From trees to wreaths and garlands, one of Scotland’s castles is reconnecting Scots with the origins of our festive traditions
Transporting visitors through Christmas past, Castle Fraser in Aberdeenshire has been decked out in authentic decorations from medieval to Victorian times.
Period estates and castles across the country could join the approach in the years to come as the National Trust of Scotland (NTS) trials guidance built on months of research by Dr Jo Riley. “It’s really important that visitors can connect and engage or even relate to what they’re seeing,” Dr Riley said. “It’s a much deeper experience.
Visitors to Castle Fraser will be able to explore the sometimes forgotten meanings behind the traditions, era by era. The medieval period will be centred around the Great Hall, moving into the Georgian period in the dining room, and progressing to the Victorian sitting room.

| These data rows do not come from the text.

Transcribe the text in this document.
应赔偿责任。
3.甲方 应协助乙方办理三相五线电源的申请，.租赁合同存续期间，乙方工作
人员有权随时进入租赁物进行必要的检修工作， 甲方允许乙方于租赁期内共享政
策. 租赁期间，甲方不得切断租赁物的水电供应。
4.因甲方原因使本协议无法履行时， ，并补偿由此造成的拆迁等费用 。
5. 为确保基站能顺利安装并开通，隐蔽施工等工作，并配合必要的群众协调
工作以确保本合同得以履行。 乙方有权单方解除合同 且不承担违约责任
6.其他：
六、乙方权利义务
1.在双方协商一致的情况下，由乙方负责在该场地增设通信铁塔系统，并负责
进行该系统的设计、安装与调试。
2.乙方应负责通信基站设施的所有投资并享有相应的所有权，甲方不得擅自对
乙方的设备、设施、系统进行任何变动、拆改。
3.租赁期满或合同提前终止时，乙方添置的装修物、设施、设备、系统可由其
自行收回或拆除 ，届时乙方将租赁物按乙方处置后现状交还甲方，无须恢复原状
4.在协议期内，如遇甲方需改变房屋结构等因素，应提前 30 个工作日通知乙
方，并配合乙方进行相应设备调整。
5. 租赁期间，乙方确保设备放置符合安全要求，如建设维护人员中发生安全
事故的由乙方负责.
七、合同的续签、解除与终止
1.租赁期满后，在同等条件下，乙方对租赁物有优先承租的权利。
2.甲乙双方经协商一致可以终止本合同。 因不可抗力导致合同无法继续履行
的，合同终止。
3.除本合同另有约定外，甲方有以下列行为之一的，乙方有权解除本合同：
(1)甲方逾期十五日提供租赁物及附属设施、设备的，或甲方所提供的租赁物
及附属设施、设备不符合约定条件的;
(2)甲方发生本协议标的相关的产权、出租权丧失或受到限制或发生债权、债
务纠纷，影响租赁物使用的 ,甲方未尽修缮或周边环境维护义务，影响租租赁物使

Speaking on the 16th-century Great Hall, Dr Riley said: “We’ve put the medieval kissing balls, and decorated the fireplace, which was always significant of the Yule Log.”
Each room also has a kissing ball, or holy boughs, showing how the tradition changed from bringing blessings to a modern-day kiss under the mistletoe.
Speaking on how the symbolism of still popular traditions became less recognised, Dr Riley said: “There was much more superstition and not just knowing the meaning but belief in them. Religion was so important that everybody did believe the superstitions and religious meanings behind things.”